Average of primes less than $p(n)$? Am trying to justify what I assume is a consequence of the prime number theorem but not quite getting there. Letting $\pi(n)$ be the number of primes not exceeding $n$ and $p(k)$ the $k$th prime, I think
$$S(n)=\frac 1 n \sum_{k=1}^n p(k) \sim \pi^{-1}(n/2). $$
For example, $S(100000)=622607$ and $2\pi(622607) = 101614.$
So $$\pi(S(n))\sim n/2, $$ 
and to some approximation
$$\frac{S(n)}{\log(S(n))}\sim n/2. $$
and maybe $S(n)\sim \exp\{\frac{2}{n}S(n)\}$ but I don't see how the Taylor series works here.
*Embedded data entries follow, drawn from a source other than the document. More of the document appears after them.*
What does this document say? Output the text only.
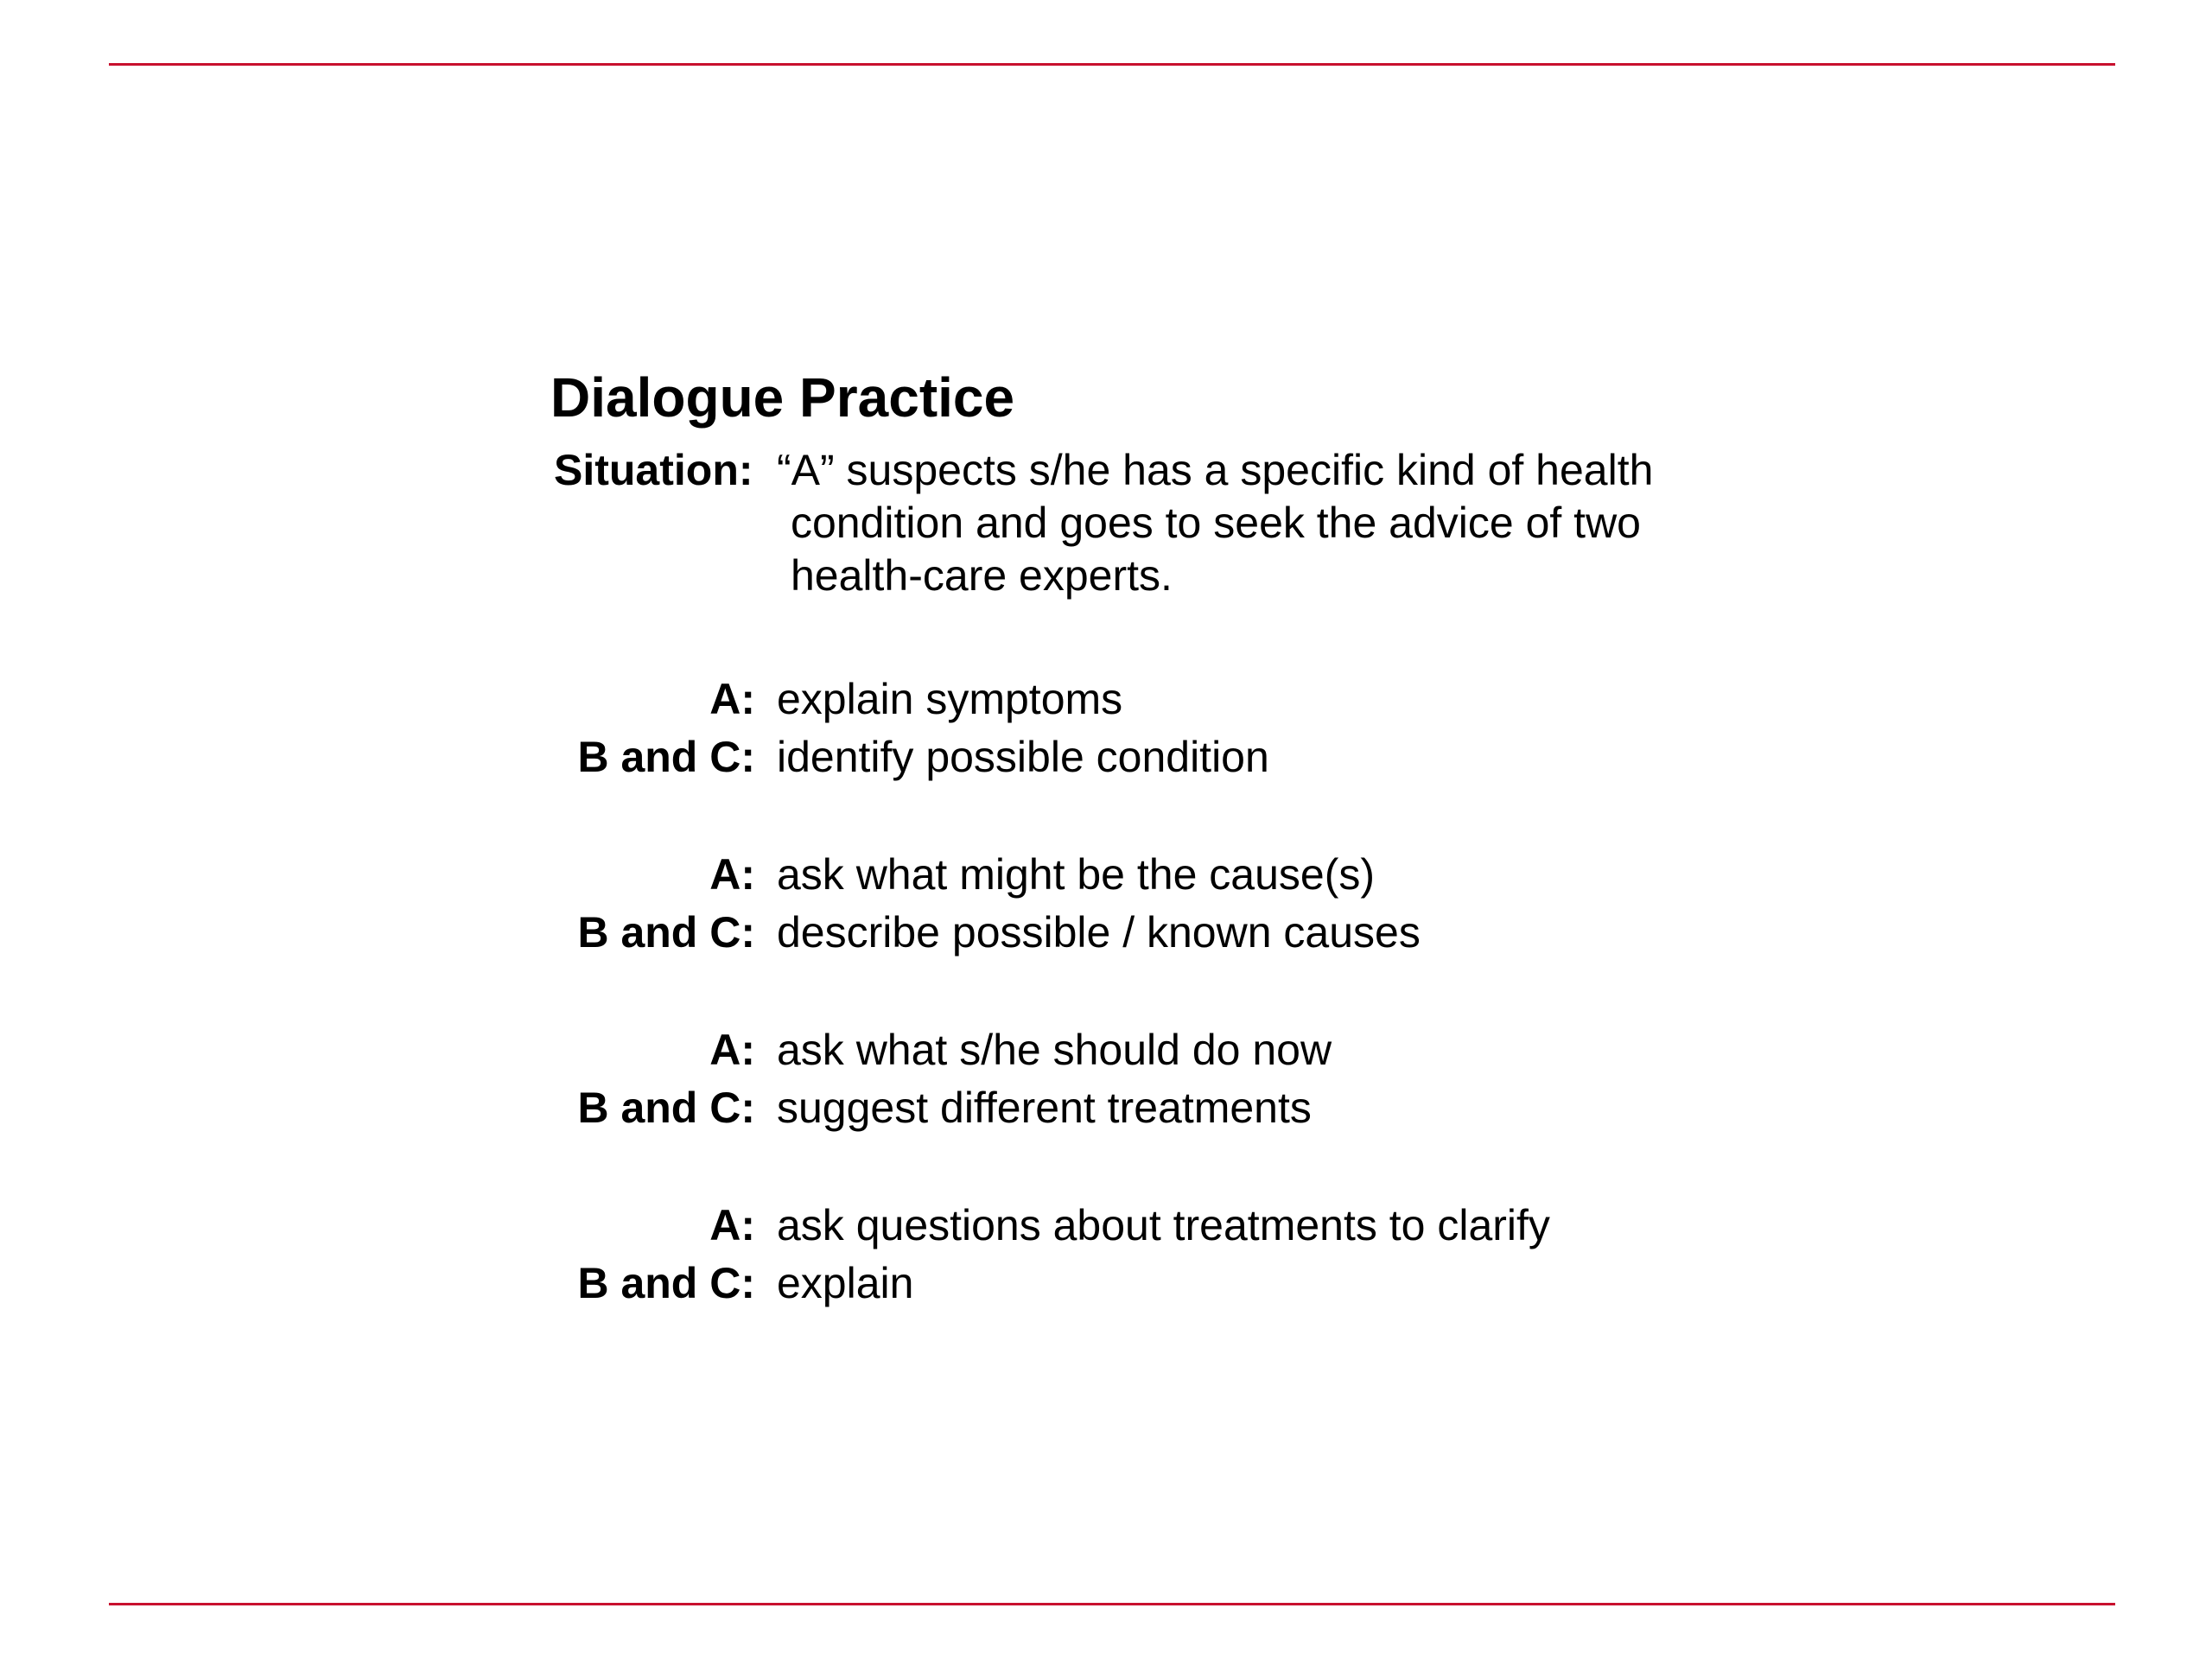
Dialogue Practice
Situation: “A” suspects s/he has a specific kind of health
condition and goes to seek the advice of two
health-care experts.
A: explain symptoms
B and C: identify possible condition
A: ask what might be the cause(s)
B and C: describe possible / known causes
A: ask what s/he should do now
B and C: suggest different treatments
A: ask questions about treatments to clarify
B and C: explain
So I think I have goofed somewhere, though numbers seem to bear out the relation. 
Edit: The hint in the comments and Eric Naslund's previous answer to related questions show that $\sum p_k \sim n^2\log n/2.$ Then it is easy to show that 
$$n\cdot S(n)\sim n\pi^{-1}(n/2)\sim n^2\log n/2. $$
 A: $$ \sum_{n=1}^{x}p_{n} \sim Li (x^{2}) $$
A: Since $p_k \approx k(\ln k + \ln \ln k -1)$ and $S(n) = \frac{1}{n} \sum \limits_{k=1}^{n} p_k \approx \frac{1}{n} \int \limits_{2}^{n} k(\ln k+\ln \ln k-1) dk \approx -\frac{\text{li}\left(n^2\right)}{2 n}-\frac{3 n}{4}+\frac{1}{2} n \log
   (n)+\frac{1}{2} n \log (\log (n))$ by simply calculating integrations, and for $\ln \ln k$ use integration by parts.
substituting instead of $li(n^2) \approx \frac{n^2}{2 \ln n}$ we get the final approximation which is $$-\frac{3 n}{4}+\frac{1}{2} n \log (n)+\frac{1}{2} n \log (\log (n))-\frac{n}{4
   \log (n)} $$  
Also $\pi^{-1}(n/2)$ is just $p_{n/2}$ in approximation about $O(\frac{1}{n^{0.4}})$ (and there is better approximations)
But the above approximation suggest that its $p_n$ when dividing $p_n$ over $p_{n/2}$ we get close and approach $2$. so in a sense its true yet there is a better approximation than $p_{n/2}$ or $p_{n/3}$ and so on which is $p_n$ and the above approximation is even better and surly there are much and much better.